The Senate has already approved the proposal, but minor changes the House made to Senate Bill 116, sponsored by Dede Feldman, D-Albuquerque — including its effective date — mean the bill must go back to the Senate for concurrence before it can head to the governor for a signature. The Senate is scheduled to convene at 8:30 a.m. and the session ends at noon.
The 49-17 House vote in favor of the bill followed more than two hours of debate in the early hours of the final morning of the session. Several attempts to amend the bill on the House floor failed, but minor amendments had already been made in House committees.

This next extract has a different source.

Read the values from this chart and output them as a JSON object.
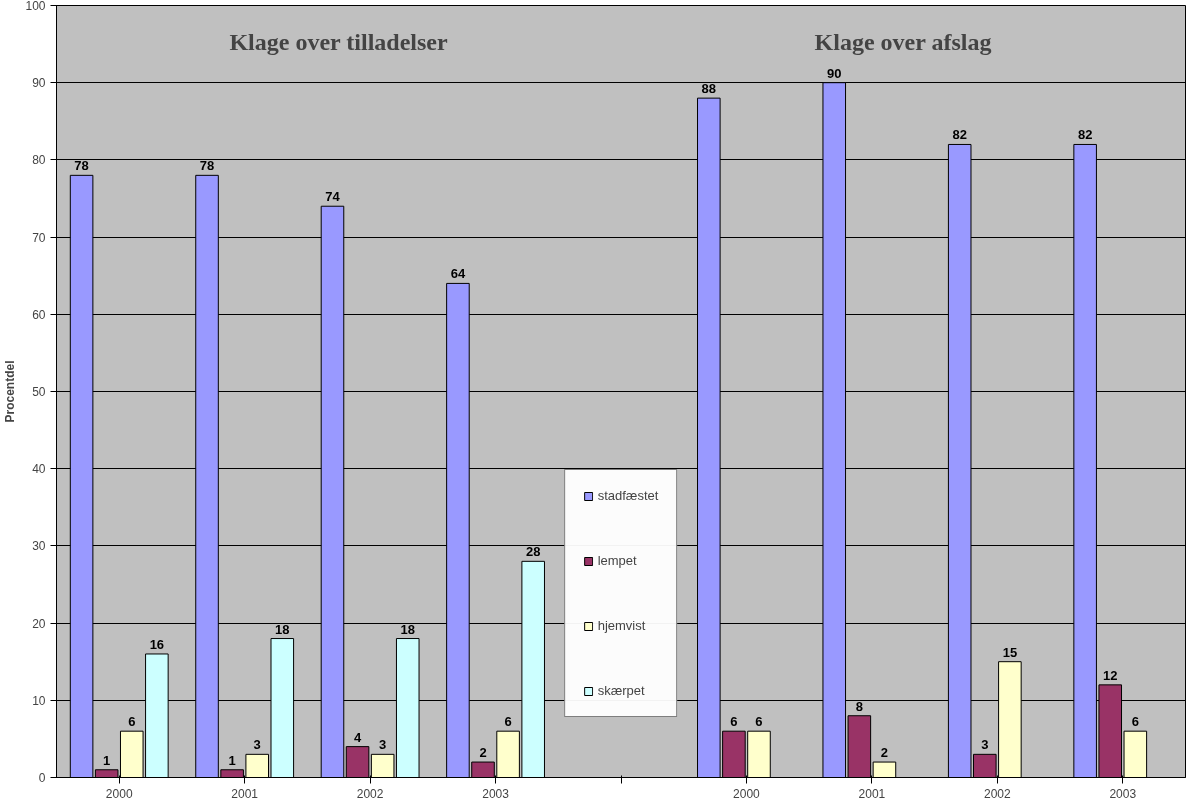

Rep. Al Park, D-Albuquerque, who carried the bill in the House, said during this morning’s debate that the contribution-limits bill is one of a number of ethics-reform proposals that should be enacted, including creation of an independent state ethics commission and changes to the Governmental Conduct Act.
“I think there’s 100 different things that we need to do,” Park said during debate on the bill. “… Ethics reform is not one piece of legislation — it’s a myriad.”
Much of the debate — and many of the proposed amendments — centered on a concern expressed by some that limiting contributions to candidates, political action committees and parties would drive political money to the nonprofit sector. That was one of many concerns raised by Rep. Janice Arnold-Jones, R-Albuquerque, who proposed several amendments that failed.
“I think this is certainly a good first step, but it is at best, at best, imperfect, with many, many holes in it,” Arnold-Jones said during debate on the bill. She ended up voting for it.
The bill would limit contributions to non-statewide candidates for office to $2,300 per election from any entity except a political committee, which could give $5,000. It would limit contributions to statewide candidates for office, political action committees and political parties to $5,000 per election from individuals and groups. There are two elections — a primary and a general — in each election cycle.
New Mexico is currently one of five states without some type of campaign contribution limits.
In 2007, the House and Senate both approved contribution-limit bills, but there were some differences. They failed to reconcile those differences before the session ended, so the proposal died.
The current proposal, as approved today by the House, would take effect on Nov. 3, 2010 — the day after the 2010 election. That’s so the limits start on the first day of an election cycle. The state is currently in the middle of the 2010 election cycle.